I Bonds are sold at face value. This means that you pay $100 for a $100 I Bond. This will then grow in value with inflation-indexed earnings for up to 30 years.

The I Bonds earning rate is a combination of two rates. There's the fixed rate which remains the same for the life of the bond and there is also the inflation rate. This is combined with the fixed rate to determine the earning rate of the bond every six months. This interest is added to the bond monthly and is paid when you redeem the bond.

Some of you may be wondering about what happens if the economy enters a deflationary state. If the variable rate of I Savings Bonds drops to zero or below, the fixed rate off-sets the negative until it hits zero. This is because I Savings Bonds are guaranteed never to drop below zero. They never lose interest or value.

For example, if your I Savings Bond has a fixed rate of 1.5% and the current variable rate is 2%, your I Bond will earn 0% - never below that amount.

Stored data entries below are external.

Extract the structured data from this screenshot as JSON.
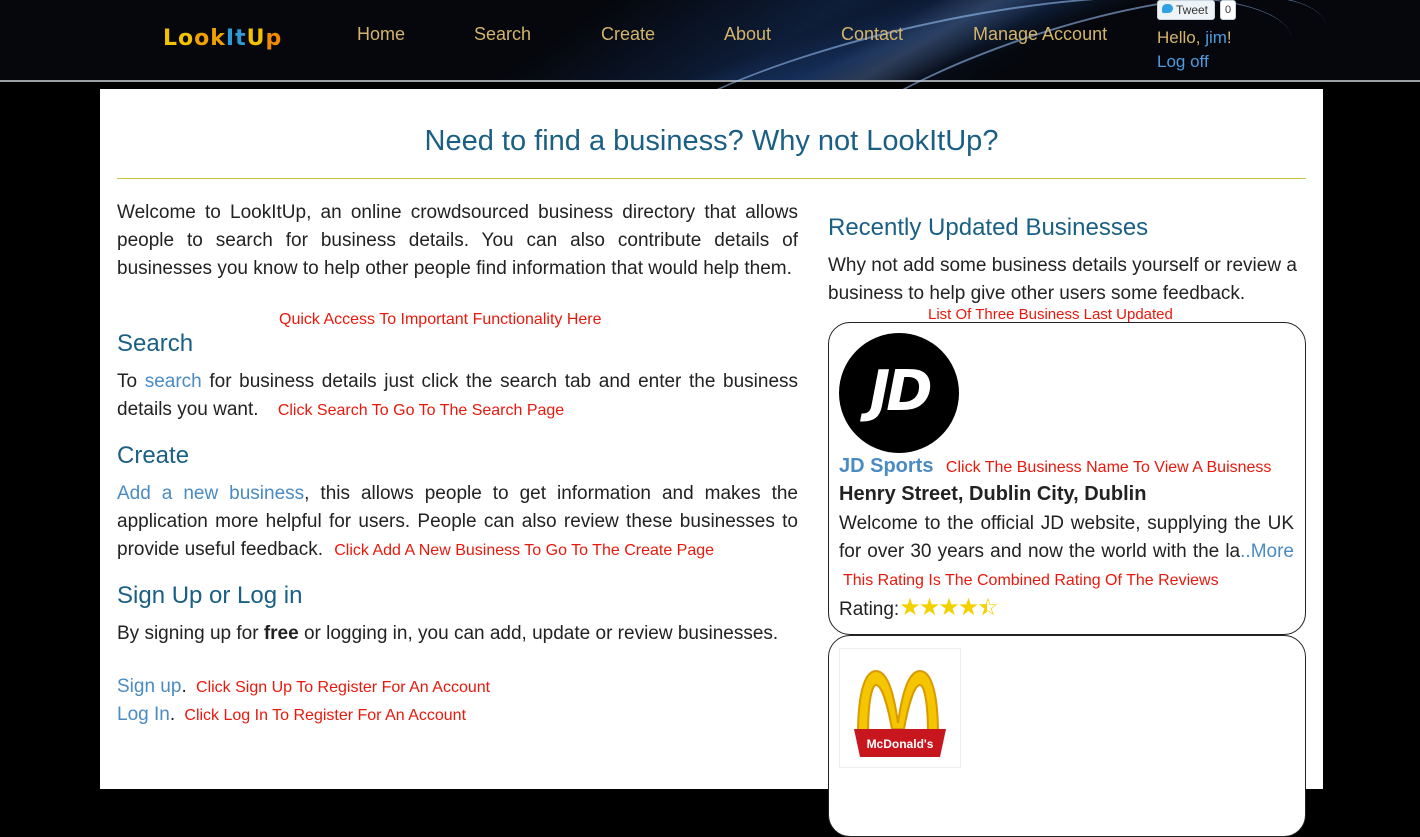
{
  "header": {
    "logo_text": "LookItUp",
    "nav": [
      "Home",
      "Search",
      "Create",
      "About",
      "Contact",
      "Manage Account"
    ],
    "tweet_label": "Tweet",
    "tweet_count": "0",
    "hello_prefix": "Hello,",
    "username": "jim",
    "hello_suffix": "!",
    "logoff": "Log off"
  },
  "main": {
    "title": "Need to find a business? Why not LookItUp?",
    "welcome": "Welcome to LookItUp, an online crowdsourced business directory that allows people to search for business details. You can also contribute details of businesses you know to help other people find information that would help them.",
    "note_quick_access": "Quick Access To Important Functionality Here",
    "search": {
      "heading": "Search",
      "prefix": "To",
      "link": "search",
      "text": "for business details just click the search tab and enter the business details you want.",
      "note": "Click Search To Go To The Search Page"
    },
    "create": {
      "heading": "Create",
      "link": "Add a new business",
      "text": ", this allows people to get information and makes the application more helpful for users. People can also review these businesses to provide useful feedback.",
      "note": "Click Add A New Business To Go To The Create Page"
    },
    "signup": {
      "heading": "Sign Up or Log in",
      "text_before": "By signing up for",
      "text_bold": "free",
      "text_after": "or logging in, you can add, update or review businesses.",
      "signup_link": "Sign up",
      "signup_note": "Click Sign Up To Register For An Account",
      "login_link": "Log In",
      "login_note": "Click Log In To Register For An Account"
    }
  },
  "sidebar": {
    "heading": "Recently Updated Businesses",
    "intro": "Why not add some business details yourself or review a business to help give other users some feedback.",
    "note_list": "List Of Three Business Last Updated",
    "businesses": [
      {
        "logo_text": "JD",
        "name": "JD Sports",
        "name_note": "Click The Business Name To View A Buisness",
        "address": "Henry Street, Dublin City, Dublin",
        "description": "Welcome to the official JD website, supplying the UK for over 30 years and now the world with the la",
        "more_link": "..More",
        "rating_note": "This Rating Is The Combined Rating Of The Reviews",
        "rating_label": "Rating:",
        "rating": 4.5
      },
      {
        "logo_text": "McDonald's"
      }
    ]
  }
}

Fortunately, our economies never deflate for too long and in the long term, your I Savings Bond will make you money. You can redeem the bond at any time from one year after the date of issue to thirty years later. If you redeem I Bonds before they are five years old, you will forfeit the previous three months' interest but after five years, there is no penalty to be paid.

To cash in an I Savings Bond, all you need to do is to bring it down to your local bank. It may be worth calling them in advance as some banks may not handle the cashing in of particular I Savings Bonds.